No decorrer do livro já discutimos de modo mais detalhado a gênese multifatorial do burn-out. Vale relembrar, no entanto, que conforme já pontuaram Leiter e Robichaud, o desgaste emocional e fí sico no ambiente de trabalho é tão mais frequente quanto maior for o desencontro entre o tipo de trabalho ou tarefa a ser realizada e as características do indivíduo. Isto é, a etiopatogenia da síndrome de burn-out repousa sobre o desbalanço entre a demanda do meio e a vulnerabilidade individual (determinada por características intrínsecas), resultando em um estado de esgotamento físico e mental, cuja causa está intimamente ligada à vida profissional.

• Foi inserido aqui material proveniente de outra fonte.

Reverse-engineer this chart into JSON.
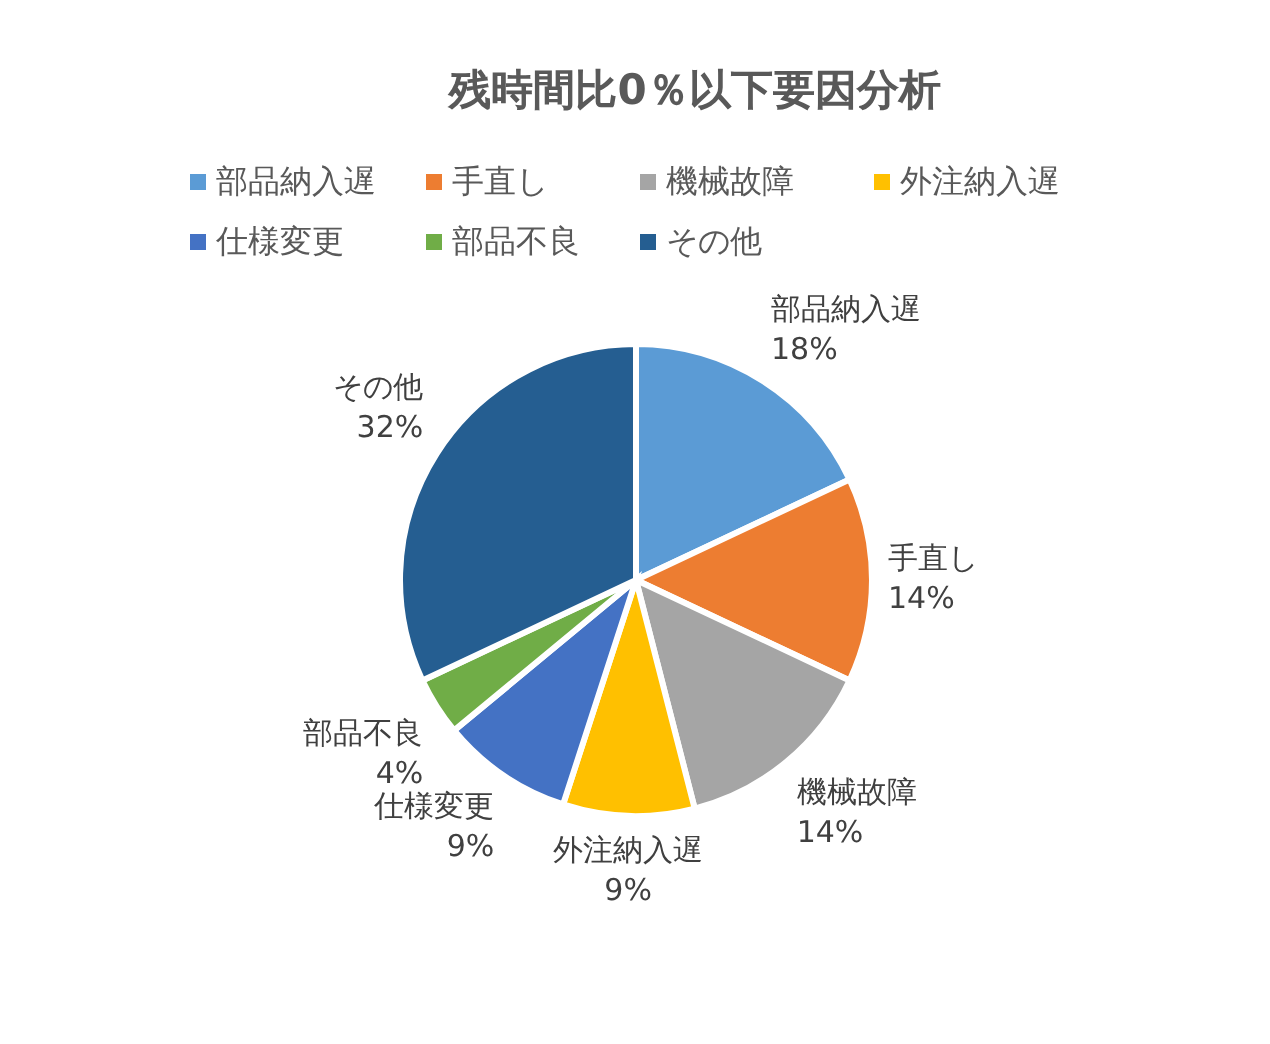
{
  "chart_data": {
    "type": "pie",
    "title": "残時間比0％以下要因分析",
    "categories": [
      "部品納入遅",
      "手直し",
      "機械故障",
      "外注納入遅",
      "仕様変更",
      "部品不良",
      "その他"
    ],
    "values": [
      18,
      14,
      14,
      9,
      9,
      4,
      32
    ],
    "colors": [
      "#5b9bd5",
      "#ed7d31",
      "#a5a5a5",
      "#ffc000",
      "#4472c4",
      "#70ad47",
      "#255e91"
    ],
    "value_labels": [
      "18%",
      "14%",
      "14%",
      "9%",
      "9%",
      "4%",
      "32%"
    ],
    "legend": "top"
  }
}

Em contraste com o burn-out, o transtorno depressivo maior (TDM) é classificado como um transtorno mental (APA) que acomete entre 10-20% da população, sendo uma das doenças psiquiátricas mais frequentes na prática clínica (Kessler et al., 2003). O TDM, conforme já discutido em capítulo específico, é caracterizado por um período distinto e duradouro de humor depressivo, anedonia, alteração do sono, apetite, sentimentos de culpa e dificuldade para as atividades da rotina e trabalho. Mas, afinal de contas, por que o síndrome de burn-out não é reconhecida como uma doença mental nos sistemas de classificação internacionais? Seriam burn-out e depressão um mesmo transtorno?

O que pode ser compreendido como uma mera discussão conceitual é, na verdade, um tema fundamental no que tange a estratégias adequadas de tratamento e prognóstico (Ahola et al.). Na prática clínica diária, o burn-out ou é tratado dentro da perspectiva das terapêuticas disponíveis para o tratamento de depressão ou não é tratado de maneira alguma (Kakiashvili et al.).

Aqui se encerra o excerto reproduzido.